Le baron Étienne-Constantin de Gerlache (1785-1871), premier président de la Cour de cassation, président de l’Académie des sciences et belles-lettres de Bruxelles et de la commission royale d’histoire, fut chargé, avec François-Joseph-Ferdinand Marchal (1780-1858), conservateur des manuscrits de la Bibliothèque de Bourgogne, de constater l’état de la bibliothèque de Van Hulthem. Après avoir rappelé que « la valeur de cette collection augmente en raison du nombre et surtout de l’ensemble », qu’il avait fallu « une réunion de circonstances qui ne se représenteront plus : la destruction des couvents, un homme riche, ayant la monomanie des livres et s’y connaissant », que cette collection présentait des lacunes mais qu’ « il sera facile de les combler en mettant annuellement au budget une somme raisonnable », le rapport concluait : « Telle qu’elle est, la collection de Van Hulthem formerait déjà le commencement d’une belle et vaste bibliothèque nationale, que la Belgique pourrait montrer à l’étranger et ouvrir à la jeunesse studieuse. »

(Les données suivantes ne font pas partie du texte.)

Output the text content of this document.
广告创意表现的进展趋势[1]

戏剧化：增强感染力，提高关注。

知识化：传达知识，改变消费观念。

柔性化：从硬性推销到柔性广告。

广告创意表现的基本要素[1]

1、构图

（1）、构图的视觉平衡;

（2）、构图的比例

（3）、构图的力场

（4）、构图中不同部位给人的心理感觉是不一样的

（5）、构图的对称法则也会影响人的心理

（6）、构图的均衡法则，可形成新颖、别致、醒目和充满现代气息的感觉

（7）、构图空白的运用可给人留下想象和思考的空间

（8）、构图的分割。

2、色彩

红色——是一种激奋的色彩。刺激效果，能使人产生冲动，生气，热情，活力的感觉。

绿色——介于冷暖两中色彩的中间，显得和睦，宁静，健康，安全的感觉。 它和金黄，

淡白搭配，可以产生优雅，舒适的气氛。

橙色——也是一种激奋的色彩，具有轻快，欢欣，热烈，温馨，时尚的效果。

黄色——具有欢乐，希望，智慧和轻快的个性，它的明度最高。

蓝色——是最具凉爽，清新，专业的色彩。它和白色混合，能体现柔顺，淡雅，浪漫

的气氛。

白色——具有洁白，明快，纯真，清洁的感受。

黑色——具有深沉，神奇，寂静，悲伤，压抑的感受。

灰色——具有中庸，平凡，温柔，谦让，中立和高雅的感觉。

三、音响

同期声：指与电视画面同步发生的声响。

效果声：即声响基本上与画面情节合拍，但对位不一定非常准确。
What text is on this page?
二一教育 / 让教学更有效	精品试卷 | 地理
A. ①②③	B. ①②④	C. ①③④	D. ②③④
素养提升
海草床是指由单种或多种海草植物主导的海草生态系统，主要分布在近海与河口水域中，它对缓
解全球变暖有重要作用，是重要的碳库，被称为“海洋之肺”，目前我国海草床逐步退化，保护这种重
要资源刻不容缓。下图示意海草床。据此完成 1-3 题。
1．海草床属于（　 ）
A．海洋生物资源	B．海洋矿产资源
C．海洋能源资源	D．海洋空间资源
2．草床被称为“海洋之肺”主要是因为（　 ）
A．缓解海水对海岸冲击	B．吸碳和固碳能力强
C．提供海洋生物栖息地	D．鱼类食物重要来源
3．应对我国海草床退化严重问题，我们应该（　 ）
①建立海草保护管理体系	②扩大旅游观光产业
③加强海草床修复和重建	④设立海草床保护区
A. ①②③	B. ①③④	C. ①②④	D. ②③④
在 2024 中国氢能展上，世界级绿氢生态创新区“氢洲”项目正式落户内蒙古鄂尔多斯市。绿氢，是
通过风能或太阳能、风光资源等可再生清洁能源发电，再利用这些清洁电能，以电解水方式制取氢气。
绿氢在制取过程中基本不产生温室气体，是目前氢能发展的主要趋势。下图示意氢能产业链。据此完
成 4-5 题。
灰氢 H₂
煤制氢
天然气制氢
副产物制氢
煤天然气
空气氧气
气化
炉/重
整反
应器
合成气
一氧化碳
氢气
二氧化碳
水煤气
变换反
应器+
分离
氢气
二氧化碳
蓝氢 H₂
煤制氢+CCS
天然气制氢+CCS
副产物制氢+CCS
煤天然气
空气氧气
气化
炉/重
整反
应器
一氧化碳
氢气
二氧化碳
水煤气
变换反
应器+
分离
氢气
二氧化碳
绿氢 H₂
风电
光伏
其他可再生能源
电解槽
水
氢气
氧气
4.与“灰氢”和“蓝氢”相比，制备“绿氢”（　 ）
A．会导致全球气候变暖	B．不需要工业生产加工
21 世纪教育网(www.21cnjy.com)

Le baron Frédéric de Reiffenberg (1795-1850), professeur à l’Université de Liège, fut nommé le 25 juillet 1837 conservateur de la bibliothèque, avec un traitement de 7.000 francs.
Transférées par la voie du chemin de fer, 293 caisses arrivèrent à Bruxelles du 30 octobre 1838 au 24 mars 1839. La bibliothèque Van Hulthem fut placée dans l’aile gauche du palais de l’industrie et fut ouverte au public le 21 mai 1839.



Le Catalogue des livres de la bibliothèque de feu M. de Bremmaecker, provenant en grande partie de celle de M. Ch. Van Hulthem (Gand, Ad. Van der Meersch, 1845) est un supplément indispensable à celui de la Bibliotheca Hulthemiana (Gand, J. Poelman, 1836-1837, 6 vol. in-8), rédigé par Auguste Voisin (1801-1843), bibliothécaire et professeur à l’Université  de Gand, qui renferme 32.701 numéros, dont 1.016 manuscrits, soit environ 64.000 volumes : théologie, jurisprudence, sciences et arts, philosophie, économie, politique, physique, chimie, histoire naturelle, agriculture et économie rurale, botanique (vol. I), sciences et arts (suite) et belles-lettres (vol. II), histoire (vol. III), histoire, sciences, arts et littérature des Pays-Bas (vol. IV), supplément et tables (vol. V), manuscrits (vol. VI).